The administration’s new maneuver appears to be déjà vu all over again. As early as September 2003, less than six months after the invasion of Iraq, it determined that the best way to sell its policy was to make its highest ranking officials including the president available for safe media opportunities.
President Bush gave the Fox News Channel a 30-minute interview and a 20-minute on-camera tour of the White House while then-National Security Adviser and current Secretary of State Condoleezza Rice appeared on ABC’s Nightline and gave interviews to Fox television’s Brit Hume and Bill O’Reilly and to conservative radio talk show host Sean Hannity.
A later campaign was aimed at sidestepping the mainstream media entirely by dispatching administration spokespersons to talk only to local news outlets. Another campaign had the administration hiring the Lincoln Group, a high-powered public relations firm, to plant positive stories in the Iraqi news media and to pay friendly Iraqi journalists monthly stipends.
“In the first chapter of The Best War Ever, we discuss the failures of recent attempts by the U.S. to plant stories in the Iraq media,” Rampton noted. “You can’t throw money at a messaging problem and expect to be effective when the people you are trying to persuade are deeply outraged at what you are doing.”
Over the course of the war and occupation of Iraq, even the parameters of what constitutes “good” news has changed dramatically. Early on, the “good” news consisted of reports on the rebuilding of schools and hospitals, the delivery of new fire trucks to a small town, or the opening of soccer field for Iraqi children.

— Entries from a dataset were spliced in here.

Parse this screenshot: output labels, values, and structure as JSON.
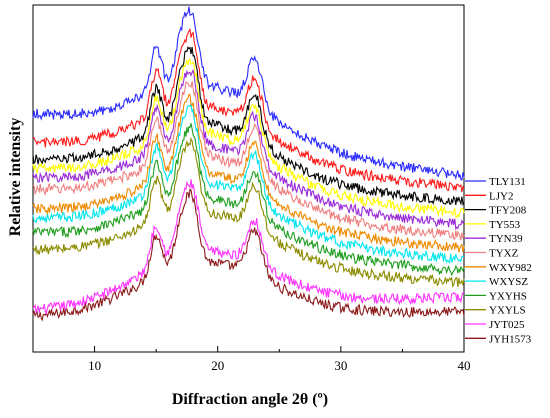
{
  "chart_data": {
    "type": "line",
    "title": "",
    "xlabel": "Diffraction angle 2θ (º)",
    "ylabel": "Relative intensity",
    "xlim": [
      5,
      40
    ],
    "xticks": [
      10,
      20,
      30,
      40
    ],
    "yticks_shown": false,
    "grid": false,
    "legend_placement": "right",
    "note": "Values are relative intensities in arbitrary stacked units (y-axis has no tick labels); each series offset vertically.",
    "peaks_deg": [
      15.0,
      17.0,
      18.0,
      23.0
    ],
    "series": [
      {
        "name": "TLY131",
        "color": "#2b2bff",
        "baseline": 8.2,
        "end": 6.1,
        "peak_amp": 1.7,
        "hump": 3.4
      },
      {
        "name": "LJY2",
        "color": "#ff1a1a",
        "baseline": 7.2,
        "end": 5.7,
        "peak_amp": 1.7,
        "hump": 3.4
      },
      {
        "name": "TFY208",
        "color": "#000000",
        "baseline": 6.6,
        "end": 5.2,
        "peak_amp": 1.7,
        "hump": 3.4
      },
      {
        "name": "TY553",
        "color": "#ffff00",
        "baseline": 6.3,
        "end": 4.8,
        "peak_amp": 1.7,
        "hump": 3.4
      },
      {
        "name": "TYN39",
        "color": "#9b2bd8",
        "baseline": 6.0,
        "end": 4.4,
        "peak_amp": 1.7,
        "hump": 3.3
      },
      {
        "name": "TYXZ",
        "color": "#f08080",
        "baseline": 5.6,
        "end": 4.0,
        "peak_amp": 1.7,
        "hump": 3.3
      },
      {
        "name": "WXY982",
        "color": "#ee8a00",
        "baseline": 4.9,
        "end": 3.6,
        "peak_amp": 1.7,
        "hump": 3.3
      },
      {
        "name": "WXYSZ",
        "color": "#00e5ee",
        "baseline": 4.6,
        "end": 3.2,
        "peak_amp": 1.7,
        "hump": 3.3
      },
      {
        "name": "YXYHS",
        "color": "#1f9e1f",
        "baseline": 4.1,
        "end": 2.8,
        "peak_amp": 1.6,
        "hump": 3.2
      },
      {
        "name": "YXYLS",
        "color": "#8b8b00",
        "baseline": 3.5,
        "end": 2.4,
        "peak_amp": 1.6,
        "hump": 3.2
      },
      {
        "name": "JYT025",
        "color": "#ff33ff",
        "baseline": 1.4,
        "end": 1.9,
        "peak_amp": 1.6,
        "hump": 3.4
      },
      {
        "name": "JYH1573",
        "color": "#8b1a1a",
        "baseline": 1.2,
        "end": 1.4,
        "peak_amp": 1.6,
        "hump": 3.3
      }
    ]
  }
}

These days, the “good” news has more to do with whether Iraqi troops have the stuff necessary to militarily confront sectarian militias, whether attacks by insurgents have dropped from 50 a day to 25, whether daily Iraqi civilian deaths are in the dozens instead of the hundreds, and whether the situation has descended into a full-blown civil war or whether a civil war is still in the offing.
To paraphrase bluesman Albert King’s song “Born Under a Bad Sign,” “If it wasn’t for bad news, there would be no news at all.”